1) I didn't realize that I had made 50 posts in my blog already. This is number fifty one. Really? What have I talked about for 50 posts? Maybe i'll celebrate when I get to 100. Strike that - that's pushing pathetic.
2) I was driving to work today when I suddenly realized how poor the allignment of my car is. How is it that I didn't realize for however long that I need to hold my steering wheel a few degrees to the left in order to keep it driving straight? I've been so mentally consumed with the fact that it almost stalls out at every stoplight to notice that it doesn't even drive in a straight line when the wheel is unattended. I realize a little bit of a curve is probably natural. But this isn't exactly "slight." We're talking some serious "veering" to the right if I let go of the wheel. How is it possible that I did not notice this? Then my thoughts turn to the amount tension my left wrist has been withstanding for however long as I hold the steering wheel in place, to the left of center. (I also noticed that I tend to hold the steering wheel with my left hand - or at least hold it in place with my left while texting, curling my hair, applying lipgloss, and baking a cake with my right. JOKES.)

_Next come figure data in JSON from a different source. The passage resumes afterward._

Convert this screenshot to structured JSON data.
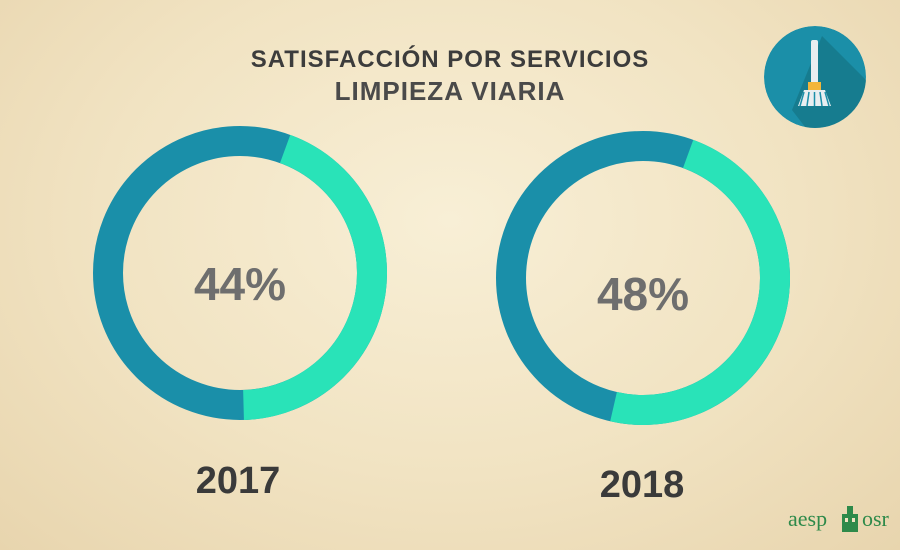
{
  "header": {
    "title": "SATISFACCIÓN POR SERVICIOS",
    "subtitle": "LIMPIEZA VIARIA"
  },
  "icon": {
    "name": "broom-icon",
    "background": "#1b8fa8"
  },
  "colors": {
    "filled": "#29e3b8",
    "remainder": "#1a8fa9",
    "label": "#6e6e6e"
  },
  "chart_data": [
    {
      "type": "pie",
      "variant": "donut",
      "year": "2017",
      "value": 44,
      "label": "44%"
    },
    {
      "type": "pie",
      "variant": "donut",
      "year": "2018",
      "value": 48,
      "label": "48%"
    }
  ],
  "logo": {
    "left": "aesp",
    "right": "osr"
  }
}
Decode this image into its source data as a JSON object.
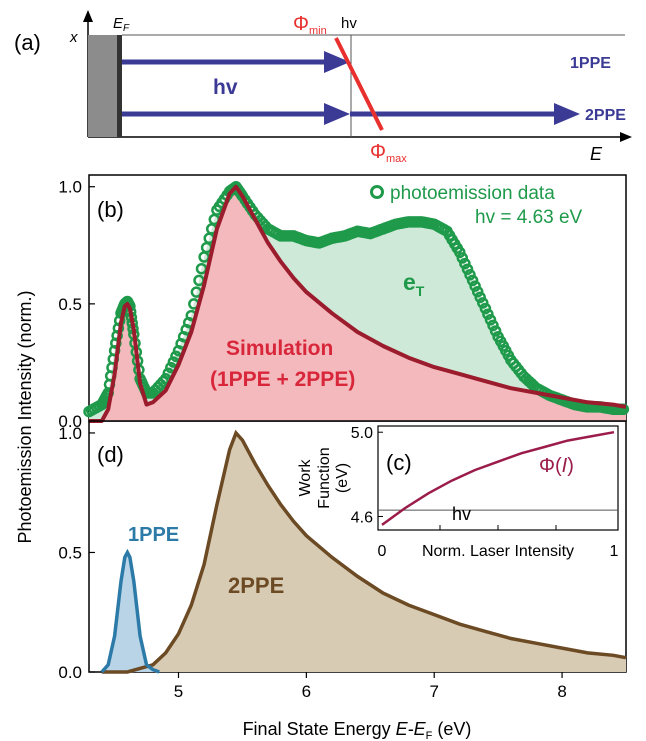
{
  "panel_a": {
    "label": "(a)",
    "x_axis_label": "x",
    "y_axis_label": "E",
    "ef_label": "E",
    "ef_sub": "F",
    "hv_label": "hv",
    "arrow_label": "hv",
    "phi_min_label": "Φ",
    "phi_min_sub": "min",
    "phi_max_label": "Φ",
    "phi_max_sub": "max",
    "ppe1_label": "1PPE",
    "ppe2_label": "2PPE",
    "colors": {
      "arrow": "#3b3b95",
      "phi": "#e8302f",
      "metal": "#8c8c8c"
    }
  },
  "chart_data": [
    {
      "panel": "(b)",
      "type": "area",
      "ylim": [
        0,
        1.05
      ],
      "xlim": [
        4.3,
        8.5
      ],
      "yticks": [
        "0.0",
        "0.5",
        "1.0"
      ],
      "ylabel": "Photoemission Intensity (norm.)",
      "legend": {
        "marker_label": "photoemission data",
        "sub_label": "hv = 4.63 eV",
        "position": "top-right"
      },
      "annotations": {
        "eT_main": "e",
        "eT_sub": "T",
        "sim_line1": "Simulation",
        "sim_line2": "(1PPE + 2PPE)"
      },
      "series": [
        {
          "name": "photoemission data",
          "color": "#1f9a4b",
          "x": [
            4.3,
            4.4,
            4.45,
            4.5,
            4.55,
            4.58,
            4.6,
            4.62,
            4.65,
            4.7,
            4.75,
            4.8,
            4.9,
            5.0,
            5.1,
            5.2,
            5.3,
            5.4,
            5.45,
            5.5,
            5.6,
            5.7,
            5.8,
            5.9,
            6.0,
            6.1,
            6.2,
            6.3,
            6.4,
            6.5,
            6.6,
            6.7,
            6.8,
            6.9,
            7.0,
            7.1,
            7.2,
            7.3,
            7.4,
            7.5,
            7.6,
            7.7,
            7.8,
            7.9,
            8.0,
            8.1,
            8.2,
            8.3,
            8.4,
            8.5
          ],
          "values": [
            0.04,
            0.07,
            0.12,
            0.3,
            0.46,
            0.5,
            0.51,
            0.49,
            0.37,
            0.18,
            0.12,
            0.12,
            0.18,
            0.3,
            0.45,
            0.7,
            0.9,
            0.98,
            1.0,
            0.96,
            0.88,
            0.82,
            0.79,
            0.79,
            0.77,
            0.76,
            0.78,
            0.79,
            0.81,
            0.8,
            0.82,
            0.84,
            0.85,
            0.85,
            0.84,
            0.81,
            0.72,
            0.6,
            0.48,
            0.36,
            0.26,
            0.19,
            0.14,
            0.11,
            0.09,
            0.07,
            0.06,
            0.06,
            0.05,
            0.05
          ]
        },
        {
          "name": "Simulation (1PPE + 2PPE)",
          "color": "#9b1c2c",
          "x": [
            4.3,
            4.4,
            4.45,
            4.5,
            4.55,
            4.58,
            4.6,
            4.62,
            4.65,
            4.7,
            4.75,
            4.8,
            4.9,
            5.0,
            5.1,
            5.2,
            5.3,
            5.4,
            5.45,
            5.5,
            5.6,
            5.7,
            5.8,
            5.9,
            6.0,
            6.2,
            6.4,
            6.6,
            6.8,
            7.0,
            7.2,
            7.4,
            7.6,
            7.8,
            8.0,
            8.2,
            8.4,
            8.5
          ],
          "values": [
            0.0,
            0.0,
            0.05,
            0.2,
            0.42,
            0.49,
            0.5,
            0.48,
            0.39,
            0.16,
            0.07,
            0.08,
            0.13,
            0.24,
            0.38,
            0.58,
            0.82,
            0.97,
            1.0,
            0.96,
            0.86,
            0.76,
            0.68,
            0.61,
            0.55,
            0.46,
            0.38,
            0.32,
            0.27,
            0.23,
            0.2,
            0.17,
            0.14,
            0.12,
            0.1,
            0.08,
            0.07,
            0.06
          ]
        }
      ]
    },
    {
      "panel": "(d)",
      "type": "area",
      "ylim": [
        0,
        1.05
      ],
      "xlim": [
        4.3,
        8.5
      ],
      "yticks": [
        "0.0",
        "0.5",
        "1.0"
      ],
      "xticks": [
        "5",
        "6",
        "7",
        "8"
      ],
      "xlabel_main": "Final State Energy ",
      "xlabel_var": "E-E",
      "xlabel_sub": "F",
      "xlabel_unit": " (eV)",
      "series": [
        {
          "name": "1PPE",
          "color": "#2c7aa8",
          "x": [
            4.4,
            4.45,
            4.5,
            4.55,
            4.58,
            4.6,
            4.62,
            4.65,
            4.7,
            4.75,
            4.8,
            4.85
          ],
          "values": [
            0.0,
            0.03,
            0.15,
            0.38,
            0.48,
            0.5,
            0.48,
            0.38,
            0.15,
            0.03,
            0.01,
            0.0
          ]
        },
        {
          "name": "2PPE",
          "color": "#6b4a24",
          "x": [
            4.4,
            4.6,
            4.8,
            4.9,
            5.0,
            5.1,
            5.2,
            5.3,
            5.4,
            5.45,
            5.5,
            5.6,
            5.7,
            5.8,
            5.9,
            6.0,
            6.2,
            6.4,
            6.6,
            6.8,
            7.0,
            7.2,
            7.4,
            7.6,
            7.8,
            8.0,
            8.2,
            8.4,
            8.5
          ],
          "values": [
            0.0,
            0.0,
            0.03,
            0.08,
            0.16,
            0.28,
            0.45,
            0.7,
            0.93,
            1.0,
            0.97,
            0.87,
            0.78,
            0.7,
            0.63,
            0.57,
            0.48,
            0.4,
            0.33,
            0.28,
            0.24,
            0.2,
            0.17,
            0.14,
            0.12,
            0.1,
            0.08,
            0.07,
            0.06
          ]
        }
      ]
    },
    {
      "panel": "(c)",
      "type": "line",
      "xlim": [
        0,
        1
      ],
      "ylim": [
        4.55,
        5.02
      ],
      "xticks": [
        "0",
        "1"
      ],
      "yticks": [
        "4.6",
        "5.0"
      ],
      "xlabel": "Norm. Laser Intensity",
      "ylabel_line1": "Work",
      "ylabel_line2": "Function",
      "ylabel_line3": "(eV)",
      "hv_value": 4.63,
      "hv_label": "hv",
      "curve_label_main": "Φ(",
      "curve_label_var": "I",
      "curve_label_end": ")",
      "series": [
        {
          "name": "Φ(I)",
          "color": "#9b1c4a",
          "x": [
            0,
            0.1,
            0.2,
            0.3,
            0.4,
            0.5,
            0.6,
            0.7,
            0.8,
            0.9,
            1.0
          ],
          "values": [
            4.56,
            4.64,
            4.71,
            4.77,
            4.82,
            4.86,
            4.9,
            4.93,
            4.96,
            4.98,
            5.0
          ]
        }
      ]
    }
  ]
}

But then, naturally, on my way to work at 7:45 in the morning, I start thinking about the amount of tension in my life that I cause or that I don't even realize I put up with. This for example - I didn't even realize that I was exerting extra energy to hold my steering wheel in the place it needed to be even while driving straight. Or this morning, I spent way too much time trying to put curl into my hair, which does not naturally enjoy being curled or staying curled. The attitude of my hair as I try to do this is nothing short of tense. "Jenna, we've been through this a million times. I'm straight. And I'm thin. And I don't like curl. You won the war of the bangs, but i'm not letting you have this one."
And then I got to work and these thoughts stop. Anti-climactic, I know. Maybe i'll process these thoughts more someday. But today is Friday.

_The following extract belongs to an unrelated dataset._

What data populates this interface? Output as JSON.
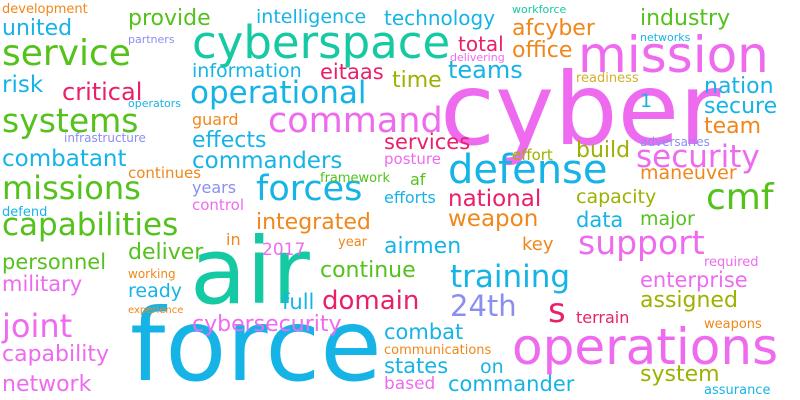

3) I went to the dentist this afternoon for the first time in about 5 years. College and moving to Mass and lack of good dental insurance have caused major procrastination in this area. It was a fairly good visit, but I always leave the dentist feeling a little confused about where I stand with them. It's kind of like we just had a DTR that really didn't clarify a single thing, and I know i'm going to have to go back to resolve some details, even though there were a few really great moments in the conversation. Congrats on only having one cavity, but we might see more with the x-ray. Stay tuned. You have beautiful teeth, but please come back next week for a big needle filled with novacane and a filling. You have a little gingivitis, but no plaque! You're great at brushing, but let's work on that flossing. You have a beautiful smile, but lets rip out your wisdom teeth. Really, it's not you, it's me....
4) Pumped to be going to the theater tonight (please re-read that sentence with a snobby British accent on the word "theater" - actually, so it's more like "theataah"). Meeting up with a group of friends to go see El Schwab rock it in 2 Gents of Verona in Rockport. Pumped.